Byrd remained sympathetic to racist scum and aligned himself with them throughout the 1960's (although he did vote for the Civil Rights Act of 1968). The parallels with Strom Thurmond go beyond their early camaraderie in opposition to federal Civil Rights legislation, and I'm certain that comparing and contrasting the two will be an exercise for columnists and school kids alike (if they even teach civics or government in schools anymore...we are really a nation that doesn't like to understand our government). Both Thurmond and Byrd voted for the federal holiday for Martin Luther King, Jr., but only Byrd renounced his earlier racist views (a renunciation that seemed heartfelt and at the same time a struggle, much like a recovering alcoholic struggles daily with the disease), while Thurmond hid behind the smoke screen of "states rights," a bullshit argument in the arena of equal protection under the law if ever there was one.
Byrd memorably opposed the abdication of Congressional power in the buildup to the Iraq War, when the rest of Congress (with few exceptions) voted to hand over a blank check to then-President Bush in prosecution of his pet war. Byrd correctly labeled it a "war of choice," but that didn't keep the majority of scared-shitless Senate Democrats and all but one Republican from eschewing their obligations to the nation to rein in an overzealous executive branch.
However, Byrd should also be remembered for his social conservatism; yes, he changed his mind on race relations and repeatedly apologized in public for his earlier racist actions. However, he continued to oppose civil rights for other groups, including his backing of the so-called Defense of Marriage Act (which would be more properly called the Limitation of Marriage Act):
''The drive for same-sex marriage,'' said Senator Robert C. Byrd, Democrat of West Virginia, ''is, in effect, an effort to make a sneak attack on society by encoding this aberrant behavior in legal form before society itself has decided it should be legal.
''Let us defend the oldest institution, the institution of marriage between male and female as set forth in the Holy Bible.''
So much for the separation of church and state, when the acknowledged Constitutional expert relies on a religious text and not the U.S. Constitution for legislative advice.
So let's applaud Byrd for his willingness to abandon one arena of ignorance, but let's not lionize him as a friend of equal rights for all.
1 comment:
I'd be the last to lionize him.
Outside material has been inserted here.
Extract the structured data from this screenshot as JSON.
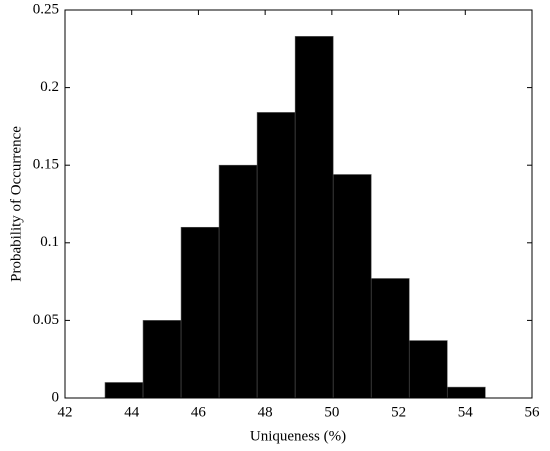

My memories of him, when I worked on the Hill--we almost, to a "T" had televisions near our desks, Cspan or CNN...voting. Usually late in the afternoon Byrd would trot out and start speaking for what seemed like hours, invariably starting with some Grecian (or Roman) war, and you knew you were in for the long haul. I think his middle name was "Filibuster." These long-timers make me ponder personal "legacy." I was thinking about Ted Kennedy the other day and how you never hear him resurrected...the crowds have moved on.